Most fibers are likely to break where they are tied when pulled, but the new carbon fiber is unique because the knot is also very strong, in the words of the researchers, demonstrating "100 % knot efficiency." "It's very strange to see this," said Zhanmusi·tuer, a chemist at Les University. "The knot is just as strong as the rest of the fiber. This situation has never been seen on carbon fiber or polymer fiber before. "

 

This is due to a patent filed by Rice University a few years ago: the use of environmentally friendly processes to manufacture graphene oxide tablets with unique properties. Their average diameter is 22 microns, a quarter of the width of human hair, but they are huge compared with the petroleum-based asphalt particles currently used to make carbon fiber. "The asphalt particles are only 2 nanometers in size and our graphene oxide tablets are about 10,000 times larger. "The lead author of the research paper, Xiang Changsheng, a graduate student at Rice University, said.

 

Like asphalt particles, these graphene sheets are gathered together by the weak van der Waals force; However, the difference is that only the atom-thick graphene tablets have a large surface area. After being pulled into fibers, they are attached to each other, just like the scales on the fish body.
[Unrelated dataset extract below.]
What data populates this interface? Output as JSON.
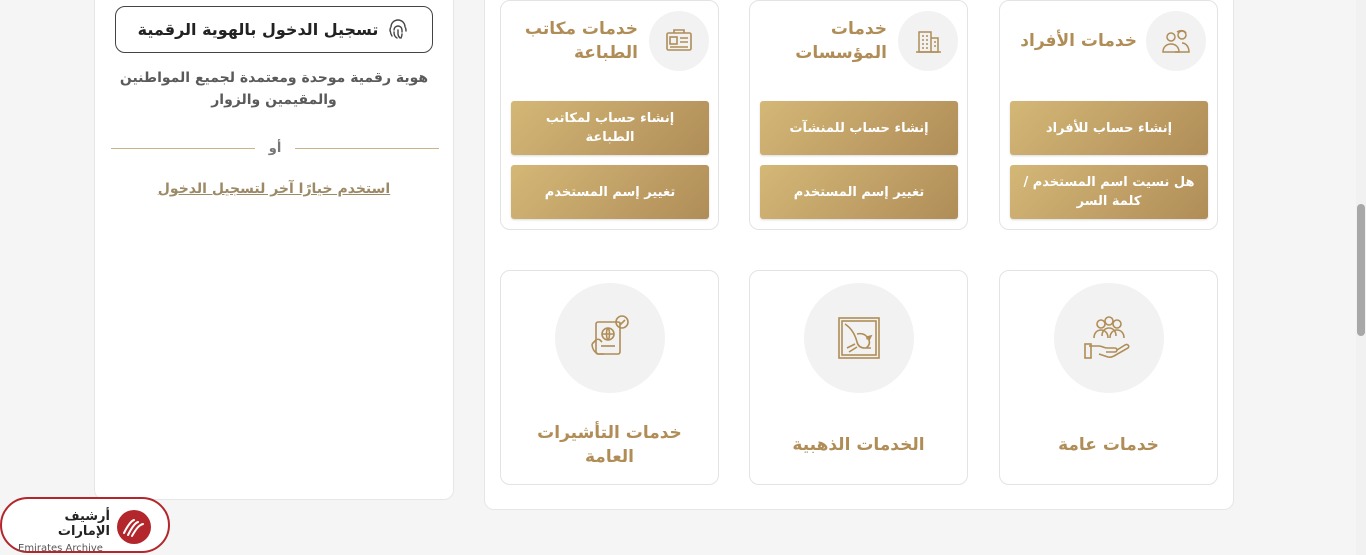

The item length wins that the strength of the knot depends on the bending coefficient of the fiber, "because the bending coefficient of the graphene oxide is very low, it seems that the knot does not exist at all."

 

According to Tours, industrial carbon fiber, a steel-like ultra-light material, is used in a wide range of applications, from baseball clubs to bicycles to bombers, but its performance has not improved much over the decades because of its application. The chemical conditions are nearing the limit. The new carbon fiber is "woven" at room temperature and exhibits outstanding tensile strength and bending coefficient, which may become stronger after high temperature annealing.

 

The page contains the contents of the machine translation.